How Do You Get Rid Of A Van Gogh?
Miyahara says there are two likely scenarios when it comes to the recent theft at the Garden. If the trees were stolen by amateurs, they’ll probably be sold at swap meets or on online sites such as Ebay. I quickly scanned Ebay and found bonsai trees selling for $150 and $200. Miyahara says those trees will probably end up in someone’s home, on a coffee table, where they will die. It’s a common mistake to put the decorative trees inside. They only live outdoors.
In the other scenario, the thieves knew what they were doing.
“Other trees are taken because they know the value,” Miyahara said. “It’s like going into a museum and stealing a painting.”
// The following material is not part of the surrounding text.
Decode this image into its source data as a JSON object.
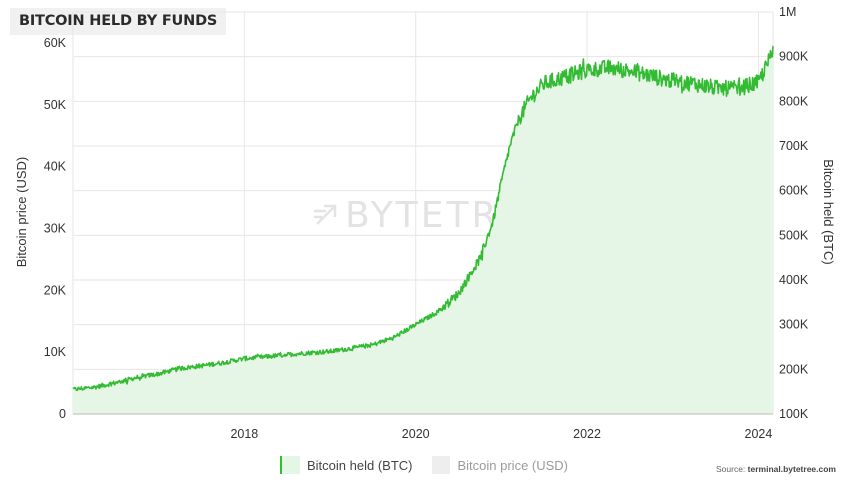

Those trees are sold to collectors on the black market. Collectors will spend thousands of dollars on a quality bonsai tree. In 2011, a Chinese collector legally bought a 300-year-old white pine bonsai for just over a million dollars.
But when a valuable bonsai tree is stolen, one that’s obviously been sculpted for many years, it’s rarely recovered. It can’t be sold at auction or in industry shows because it might be recognized. “How do you get rid of a van Gogh?” Miyahara posited. “Everybody knows what that looks like.”
The bonsai community is small. There’s an expectation within bonsai culture that a seller will know the provenance of the bonsai. As a result, stolen, quality bonsai are lost to the community. “You just don’t see that plant anymore,” Miyahara said. “It’s in somebody’s collection in a backyard.”
The Garden’s Future Bonsai
Marisa Espinosa is the operations assistant at the Japanese Friendship Garden. She says they’ve experienced some vandalism in the past, but nothing like this. “I’ve been here for three and a half years. It’s the first incident of its type that we’ve had,” Espinoza said. “Where someone has intentionally committed that kind of crime.”
Espinosa says there’s a plan to upgrade security using video surveillance. The Garden is in the midst of expanding from 2.5 to 11 acres, encompassing the canyon below. On March 14th, the Garden received a $3 million donation from the former chairman of Japan Airlines toward that expansion. It is the largest donation in the Garden’s history.
Right now, the bonsai display is at the tail end of a visitor’s garden experience. Johnson says a member of the San Diego Bonsai Club recently wanted to donate more bonsai trees, but there wasn't enough space for his collection. Once the expansion opens, the bonsai exhibit may be moved to a larger area that could be more secure, Johnson said.
Miyahara has little hope of ever seeing the stolen bonsai trees again. He just hopes whoever has them is taking care of them.